Some things I've considered are

  1. 2-wheel dolly (LOL)
  2. an appliance dolly
  3. remove base from stand and transport parts on a wagon with air-filled tires and 350-lb capacity (need to buy engine hoist)
  4. hope for a friendly driver and a pallet jack and use OSB sheets to "pave" the way

Low-end 2-Wheeled dolly moved my Burke B-100-4 /#4.

Mere minutes to separate into:

- Base / pillar casting

- Coolant catchment tray casting

- Knee, complete

- Motor swing plate with motor

- "main" casting, over-arm included

Total was only around a 400 lb load in the Caravan perched in some recycled tires for the trip.

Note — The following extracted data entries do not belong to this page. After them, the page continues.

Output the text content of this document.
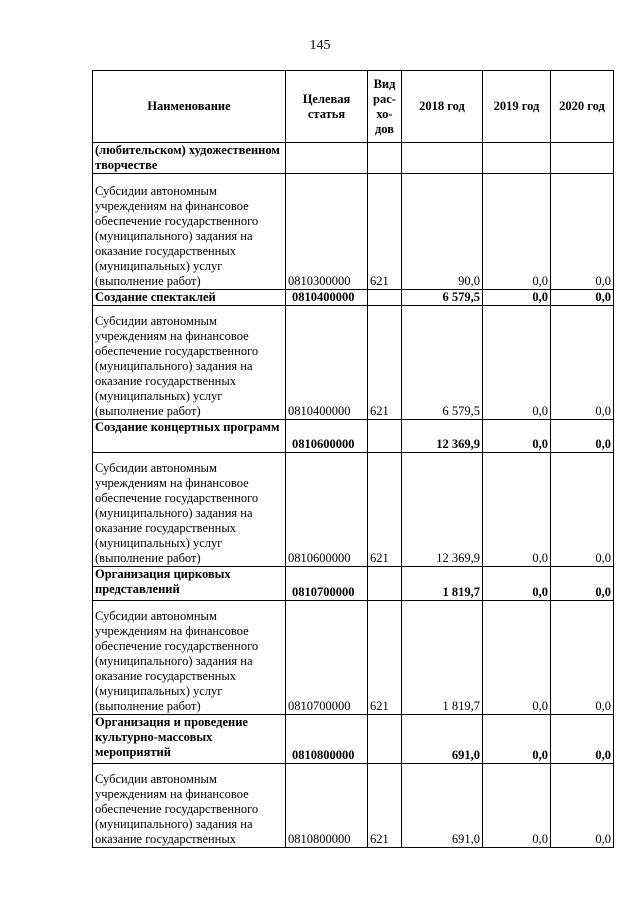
145
Наименование	Целевая статья	Вид рас- хо- дов	2018 год	2019 год	2020 год
(любительском) художественном творчестве					
Субсидии автономным учреждениям на финансовое обеспечение государственного (муниципального) задания на оказание государственных (муниципальных) услуг (выполнение работ)	0810300000	621	90,0	0,0	0,0
Создание спектаклей	0810400000		6 579,5	0,0	0,0
Субсидии автономным учреждениям на финансовое обеспечение государственного (муниципального) задания на оказание государственных (муниципальных) услуг (выполнение работ)	0810400000	621	6 579,5	0,0	0,0
Создание концертных программ	0810600000		12 369,9	0,0	0,0
Субсидии автономным учреждениям на финансовое обеспечение государственного (муниципального) задания на оказание государственных (муниципальных) услуг (выполнение работ)	0810600000	621	12 369,9	0,0	0,0
Организация цирковых представлений	0810700000		1 819,7	0,0	0,0
Субсидии автономным учреждениям на финансовое обеспечение государственного (муниципального) задания на оказание государственных (муниципальных) услуг (выполнение работ)	0810700000	621	1 819,7	0,0	0,0
Организация и проведение культурно-массовых мероприятий	0810800000		691,0	0,0	0,0
Субсидии автономным учреждениям на финансовое обеспечение государственного (муниципального) задания на оказание государственных	0810800000	621	691,0	0,0	0,0
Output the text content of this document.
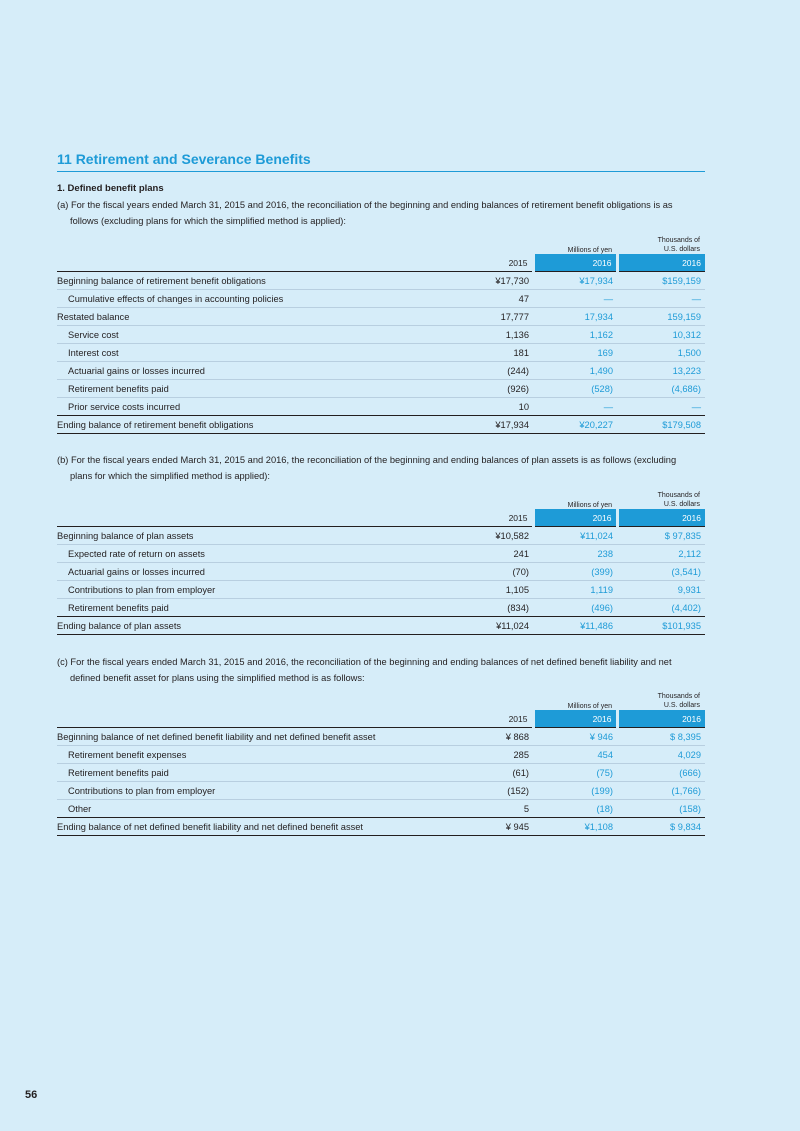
11 Retirement and Severance Benefits
1. Defined benefit plans
(a) For the fiscal years ended March 31, 2015 and 2016, the reconciliation of the beginning and ending balances of retirement benefit obligations is as
follows (excluding plans for which the simplified method is applied):
Millions of yen
Thousands of
U.S. dollars
	2015	2016	2016
Beginning balance of retirement benefit obligations	¥17,730	¥17,934	$159,159
Cumulative effects of changes in accounting policies	47	—	—
Restated balance	17,777	17,934	159,159
Service cost	1,136	1,162	10,312
Interest cost	181	169	1,500
Actuarial gains or losses incurred	(244)	1,490	13,223
Retirement benefits paid	(926)	(528)	(4,686)
Prior service costs incurred	10	—	—
Ending balance of retirement benefit obligations	¥17,934	¥20,227	$179,508
(b) For the fiscal years ended March 31, 2015 and 2016, the reconciliation of the beginning and ending balances of plan assets is as follows (excluding
plans for which the simplified method is applied):
Millions of yen
Thousands of
U.S. dollars
	2015	2016	2016
Beginning balance of plan assets	¥10,582	¥11,024	$ 97,835
Expected rate of return on assets	241	238	2,112
Actuarial gains or losses incurred	(70)	(399)	(3,541)
Contributions to plan from employer	1,105	1,119	9,931
Retirement benefits paid	(834)	(496)	(4,402)
Ending balance of plan assets	¥11,024	¥11,486	$101,935
(c) For the fiscal years ended March 31, 2015 and 2016, the reconciliation of the beginning and ending balances of net defined benefit liability and net
defined benefit asset for plans using the simplified method is as follows:
Millions of yen
Thousands of
U.S. dollars
	2015	2016	2016
Beginning balance of net defined benefit liability and net defined benefit asset	¥ 868	¥ 946	$ 8,395
Retirement benefit expenses	285	454	4,029
Retirement benefits paid	(61)	(75)	(666)
Contributions to plan from employer	(152)	(199)	(1,766)
Other	5	(18)	(158)
Ending balance of net defined benefit liability and net defined benefit asset	¥ 945	¥1,108	$ 9,834
56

It no longer had one of the heavy Master/Lima/Century integral geared-head motors, only a recycled Rockwell power-tool single-phase.

It wasn't even the larger of my three 2-wheeled hand-trucks.

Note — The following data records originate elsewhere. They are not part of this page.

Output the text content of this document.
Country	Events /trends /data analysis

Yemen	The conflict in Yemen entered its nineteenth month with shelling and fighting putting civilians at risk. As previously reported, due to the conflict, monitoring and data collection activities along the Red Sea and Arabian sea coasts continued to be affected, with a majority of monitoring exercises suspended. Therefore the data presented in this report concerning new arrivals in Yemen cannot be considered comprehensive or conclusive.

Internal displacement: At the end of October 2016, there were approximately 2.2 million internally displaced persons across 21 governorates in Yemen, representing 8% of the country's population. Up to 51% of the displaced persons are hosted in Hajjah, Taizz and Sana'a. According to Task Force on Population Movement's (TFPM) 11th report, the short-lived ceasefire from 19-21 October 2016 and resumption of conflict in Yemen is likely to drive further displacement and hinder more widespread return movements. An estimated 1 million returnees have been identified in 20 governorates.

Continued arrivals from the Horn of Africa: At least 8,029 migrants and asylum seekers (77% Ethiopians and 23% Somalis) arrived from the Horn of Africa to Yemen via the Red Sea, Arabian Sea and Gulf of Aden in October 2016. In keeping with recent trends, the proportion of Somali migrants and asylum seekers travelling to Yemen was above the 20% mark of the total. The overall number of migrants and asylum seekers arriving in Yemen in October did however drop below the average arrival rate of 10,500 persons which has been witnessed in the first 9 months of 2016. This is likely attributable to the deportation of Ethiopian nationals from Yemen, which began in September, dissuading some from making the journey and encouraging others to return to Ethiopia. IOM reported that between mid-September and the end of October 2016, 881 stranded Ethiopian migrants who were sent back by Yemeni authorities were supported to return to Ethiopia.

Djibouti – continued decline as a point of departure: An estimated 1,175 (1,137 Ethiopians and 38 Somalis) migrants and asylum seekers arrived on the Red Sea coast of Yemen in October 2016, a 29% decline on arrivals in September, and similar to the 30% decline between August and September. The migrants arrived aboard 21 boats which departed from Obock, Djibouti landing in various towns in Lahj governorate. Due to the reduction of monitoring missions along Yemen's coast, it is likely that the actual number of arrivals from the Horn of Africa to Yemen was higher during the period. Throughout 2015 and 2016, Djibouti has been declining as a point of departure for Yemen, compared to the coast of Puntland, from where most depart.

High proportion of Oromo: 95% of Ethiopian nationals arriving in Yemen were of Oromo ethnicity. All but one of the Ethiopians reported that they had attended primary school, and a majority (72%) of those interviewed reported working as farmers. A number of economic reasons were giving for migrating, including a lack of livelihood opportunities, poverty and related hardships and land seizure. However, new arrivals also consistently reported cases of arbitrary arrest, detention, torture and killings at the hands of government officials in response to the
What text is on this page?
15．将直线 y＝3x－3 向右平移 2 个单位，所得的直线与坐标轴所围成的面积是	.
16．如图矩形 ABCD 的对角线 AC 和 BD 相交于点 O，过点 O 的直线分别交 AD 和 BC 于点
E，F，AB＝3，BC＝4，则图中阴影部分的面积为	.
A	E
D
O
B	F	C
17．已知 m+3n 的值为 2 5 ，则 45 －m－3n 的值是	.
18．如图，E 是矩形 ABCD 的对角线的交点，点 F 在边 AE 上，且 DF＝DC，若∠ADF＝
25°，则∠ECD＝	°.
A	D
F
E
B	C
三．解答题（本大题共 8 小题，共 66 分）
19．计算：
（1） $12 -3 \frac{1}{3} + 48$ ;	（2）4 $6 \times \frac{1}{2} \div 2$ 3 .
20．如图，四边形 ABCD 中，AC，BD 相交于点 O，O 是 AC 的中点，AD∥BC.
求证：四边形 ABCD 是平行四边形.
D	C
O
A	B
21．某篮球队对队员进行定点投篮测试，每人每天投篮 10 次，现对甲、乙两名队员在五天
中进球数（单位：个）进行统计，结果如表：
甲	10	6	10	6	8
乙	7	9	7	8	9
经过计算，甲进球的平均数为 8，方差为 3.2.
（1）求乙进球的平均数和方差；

Since re-assembled it lives on an ignorant furniture dolly

A Barker?

One man lift. Or strap it to a hand truck, intact.

The Quartet combo mill? 5205 Avoir. The Alzmetall drillpress? 4,400 Avoir.

Those I had to break down into two at load-out, rig-in and re-assemble. Rented forklift and my herd of skates and stuff.

Still only a one-man tasking.

The Burke was less trouble than an ignorant queen or king sized mattress.
 
Get some friends and a moving ramp/appliance dolly. I moved a 650 lb machine with a friend of mine in a box truck that way before I had any moving equipment
 
OK. I will plan to disassemble. Can call in a few favors, too, if it comes to that. If nothing else, it'll entertain the neighbors!


BTW, it's marked V. A. Carroll, cast into the stand and the mill itself. Can't find anything about it. Apparently Carroll had a few companies that made lathes but there's no record of any mills.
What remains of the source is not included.